Overseas adventures such as the wars in Afghanistan and Iraq do not usually, and need not, lead to widespread suspension of civil liberties at home. By declaring an open-ended ‘war on terror’, Bush pulled off the semantic trick of making it possible to justify permanent repressive administrative measures and legislation by disguising these as the requirements of a ‘wartime’ emergency. At the same time he endorsed the perpetrators’ own crazy perceptions that they were leading a religious ‘war’. There is no reason for the rest of us to accept either al-Qaida’s or the US Administration’s self-serving and inflammatory misdefinitions of what is going on.

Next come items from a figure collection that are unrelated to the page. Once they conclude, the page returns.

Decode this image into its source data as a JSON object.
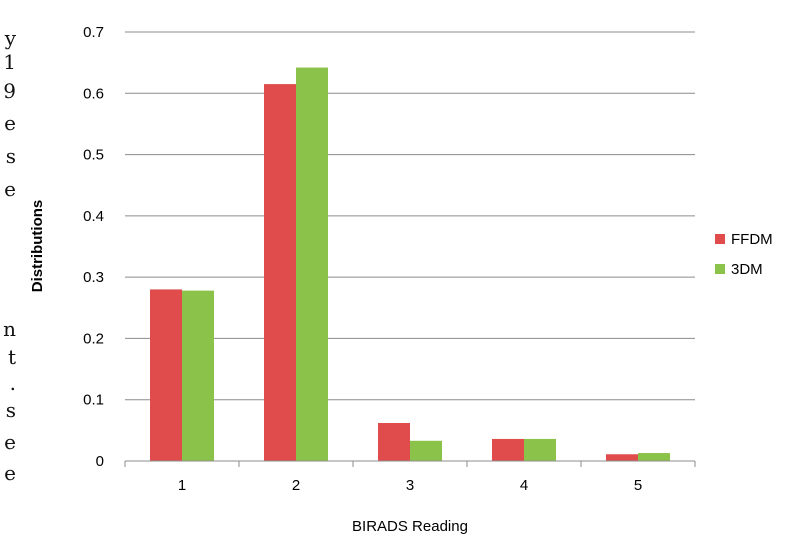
{
  "chart_data": {
    "type": "bar",
    "categories": [
      "1",
      "2",
      "3",
      "4",
      "5"
    ],
    "series": [
      {
        "name": "FFDM",
        "color": "#e04b4b",
        "values": [
          0.28,
          0.615,
          0.062,
          0.036,
          0.011
        ]
      },
      {
        "name": "3DM",
        "color": "#8bc34a",
        "values": [
          0.278,
          0.642,
          0.033,
          0.036,
          0.013
        ]
      }
    ],
    "xlabel": "BIRADS Reading",
    "ylabel": "Distributions",
    "ylim": [
      0,
      0.7
    ],
    "yticks": [
      "0",
      "0.1",
      "0.2",
      "0.3",
      "0.4",
      "0.5",
      "0.6",
      "0.7"
    ],
    "grid": true,
    "legend_position": "right"
  },
  "cropped_text_fragments": [
    "y",
    "1",
    "9",
    "e",
    "s",
    "e",
    "n",
    "t",
    ".",
    "s",
    "e",
    "e"
  ]
}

By the standards of other countries in the mid-19th century, Lincoln’s regime appears to have been quite liberal, despite the serious threat that it faced. In contrast, the Bush Administration is a striking example of how repressive policies can be justified by exaggerating threats. Many other regimes, facing violent insurgencies, more dangerous to them than al-Qaida is to the US, are encouraged to persist with their human rights violations when they see the US casually erasing the values that it so frequently trumpets.

Thomas Smith

What should matter most is that Lincoln, born among racist Jacksonian Democrats on the Kentucky frontier, nonetheless became an opponent of slavery; that he was elected President on an anti-slavery platform which inspired the secession of seven Southern states; that he refused to compromise with those states or the four states that subsequently joined them; that he waged implacable war on what was then called the Slave Power; that he issued the Emancipation Proclamation and refused to retreat from it even when it appeared the war might be lost and he would not be re-elected in 1864; that he enlisted black soldiers, pushed through Congress the 13th Amendment abolishing slavery in 1865, and towards the end of his life was moving towards supporting black suffrage.